Comment 6 Andreas J. Guelzow 2009-09-10 21:45:32 UTC
Okay, the file in question is not really an xls file, so the xls extension is just misleading. It is really an html file:

<!DOCTYPE html PUBLIC "-//W3C//DTD XHTML 1.0 Strict//EN" "http://www.w3.org/TR/xhtml1/DTD/xhtml1-strict.dtd">
<html xmlns="http://www.w3.org/1999/xhtml">
 <head>
  <!-- ======================================================= -->
  <!-- Created by AbiWord, a free, Open Source wordprocessor.  -->
  <!-- For more information visit http://www.abisource.com.    -->
  <!-- ======================================================= -->
  <meta http-equiv="content-type" content="text/html;charset=UTF-8" />
  <title>UsageReport.jsp</title>
...

Do you know how that file was created? If you change the extension to html you can open it in any web browser and see the information.

Of course gnumeric should do a much better job of parsing the content of the file.
Comment 7 Andreas J. Guelzow 2009-09-11 02:36:08 UTC
The code in the html importer seems ancient. For example it assumes that we can't have mixed font styles in the same cell.

The problem with reading this file is that the file contains nested tables. We handle the main table fine but are dumping the content of each nested table into a single cell.
Comment 8 shirish agarwal 2009-09-11 04:05:04 UTC
Hi Andreas, 
 The file was an .xls file which I got from my ISP. It said its a generic .xls file. I changed some information from it using abiword (hence you are getting the abiword stuff) as that time I didn't have gnumeric installed on my system. I would be blogging about the ISP using a closed format but even what you guys were able to deduce is good.
Comment 9 Jean Bréfort 2009-09-11 04:31:07 UTC
abiword opens .xls files? This does not work even with most recent abiword. It was probablynot an .xls file from the start.
Comment 10 Andreas J. Guelzow 2009-09-11 06:40:51 UTC
Created attachment 142956 [details]
the file in question
Comment 11 shirish agarwal 2009-09-11 06:52:49 UTC
Andreas thank you for the upload. It would be nice to know how you were able to upload it when I couldn't. 
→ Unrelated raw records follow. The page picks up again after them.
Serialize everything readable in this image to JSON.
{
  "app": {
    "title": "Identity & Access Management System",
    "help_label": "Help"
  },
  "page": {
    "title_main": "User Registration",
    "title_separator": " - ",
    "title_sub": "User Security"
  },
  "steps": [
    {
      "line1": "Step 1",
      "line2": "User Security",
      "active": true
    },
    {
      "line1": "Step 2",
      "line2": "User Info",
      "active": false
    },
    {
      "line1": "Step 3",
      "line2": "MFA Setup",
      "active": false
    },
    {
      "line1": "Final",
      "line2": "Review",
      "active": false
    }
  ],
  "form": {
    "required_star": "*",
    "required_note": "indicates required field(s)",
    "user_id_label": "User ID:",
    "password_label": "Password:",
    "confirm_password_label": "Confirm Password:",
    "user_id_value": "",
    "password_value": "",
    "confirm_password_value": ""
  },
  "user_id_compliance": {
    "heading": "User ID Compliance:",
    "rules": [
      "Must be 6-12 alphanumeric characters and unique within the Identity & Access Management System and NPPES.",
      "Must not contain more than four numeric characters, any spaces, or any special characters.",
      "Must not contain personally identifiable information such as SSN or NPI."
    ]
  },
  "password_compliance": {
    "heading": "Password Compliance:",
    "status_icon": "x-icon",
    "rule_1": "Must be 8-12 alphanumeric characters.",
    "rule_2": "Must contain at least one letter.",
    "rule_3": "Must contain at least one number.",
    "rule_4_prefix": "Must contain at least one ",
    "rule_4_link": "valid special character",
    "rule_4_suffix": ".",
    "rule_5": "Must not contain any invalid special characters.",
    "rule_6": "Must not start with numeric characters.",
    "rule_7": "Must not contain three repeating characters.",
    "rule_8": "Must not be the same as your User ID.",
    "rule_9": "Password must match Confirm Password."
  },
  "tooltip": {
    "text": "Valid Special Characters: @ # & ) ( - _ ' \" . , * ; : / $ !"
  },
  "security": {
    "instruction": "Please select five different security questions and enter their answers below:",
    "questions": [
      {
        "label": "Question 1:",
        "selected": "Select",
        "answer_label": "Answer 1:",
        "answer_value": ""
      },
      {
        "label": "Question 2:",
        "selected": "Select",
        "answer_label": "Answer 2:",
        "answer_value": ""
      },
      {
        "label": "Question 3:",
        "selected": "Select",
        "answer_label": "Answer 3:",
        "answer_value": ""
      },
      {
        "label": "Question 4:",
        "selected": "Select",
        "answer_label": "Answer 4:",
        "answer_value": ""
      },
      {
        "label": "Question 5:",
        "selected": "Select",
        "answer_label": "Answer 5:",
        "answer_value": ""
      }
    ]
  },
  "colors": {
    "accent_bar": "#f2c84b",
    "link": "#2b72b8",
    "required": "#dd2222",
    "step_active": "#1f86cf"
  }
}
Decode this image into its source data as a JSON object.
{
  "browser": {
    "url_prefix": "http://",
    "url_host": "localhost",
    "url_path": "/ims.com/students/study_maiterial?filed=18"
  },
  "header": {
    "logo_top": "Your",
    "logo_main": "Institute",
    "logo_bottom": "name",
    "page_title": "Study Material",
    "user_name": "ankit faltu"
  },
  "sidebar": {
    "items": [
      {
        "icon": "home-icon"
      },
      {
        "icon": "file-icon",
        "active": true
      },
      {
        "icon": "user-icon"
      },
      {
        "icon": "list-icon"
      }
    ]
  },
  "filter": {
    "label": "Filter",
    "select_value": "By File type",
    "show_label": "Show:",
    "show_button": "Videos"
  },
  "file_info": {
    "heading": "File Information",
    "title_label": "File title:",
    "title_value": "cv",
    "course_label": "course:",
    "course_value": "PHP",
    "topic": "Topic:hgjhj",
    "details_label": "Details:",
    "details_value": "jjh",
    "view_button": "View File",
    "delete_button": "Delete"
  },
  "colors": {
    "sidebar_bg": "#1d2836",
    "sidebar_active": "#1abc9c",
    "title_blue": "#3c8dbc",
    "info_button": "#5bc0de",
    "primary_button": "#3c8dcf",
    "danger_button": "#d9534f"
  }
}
As far Jean, your question is I am thinking you may be right. I just uploaded a blog post which tells the history of the file http://flossexperiences.wordpress.com/2009/09/11/bsnl-2/ . I hope that also explains the abiword scenario. Abiword is able to open .xls files but it does a poor job of it at version 2.6.8 . I would also try the development version and see if it works out any better.
Comment 12 Jean Bréfort 2009-09-11 07:12:16 UTC
Abiword never opened a .xls file. Probably the original file was exported as html (possibly by excel) with a misleading .xls extension.
Comment 13 shirish agarwal 2009-09-11 09:26:09 UTC
Hi guys, 
 As far as abiword is concerned, I'm sure you are right. Its an html import issue there as well (I guess), put up a bug at abiword's bugzilla as well. http://bugzilla.abisource.com/show_bug.cgi?id=12361
Comment 14 Andreas J. Guelzow 2009-09-11 13:07:17 UTC
shirish: I had no problem uploading the file (but I am not using Windows either), so I have no idea why you had difficulties.
Comment 15 Andreas J. Guelzow 2010-04-11 17:11:52 UTC
*** Bug 615433 has been marked as a duplicate of this bug. ***
Comment 16 Andreas J. Guelzow 2010-06-28 19:39:26 UTC
This problem has been fixed in the development version. The fix will be available in the next major software release. Thank you for your bug report.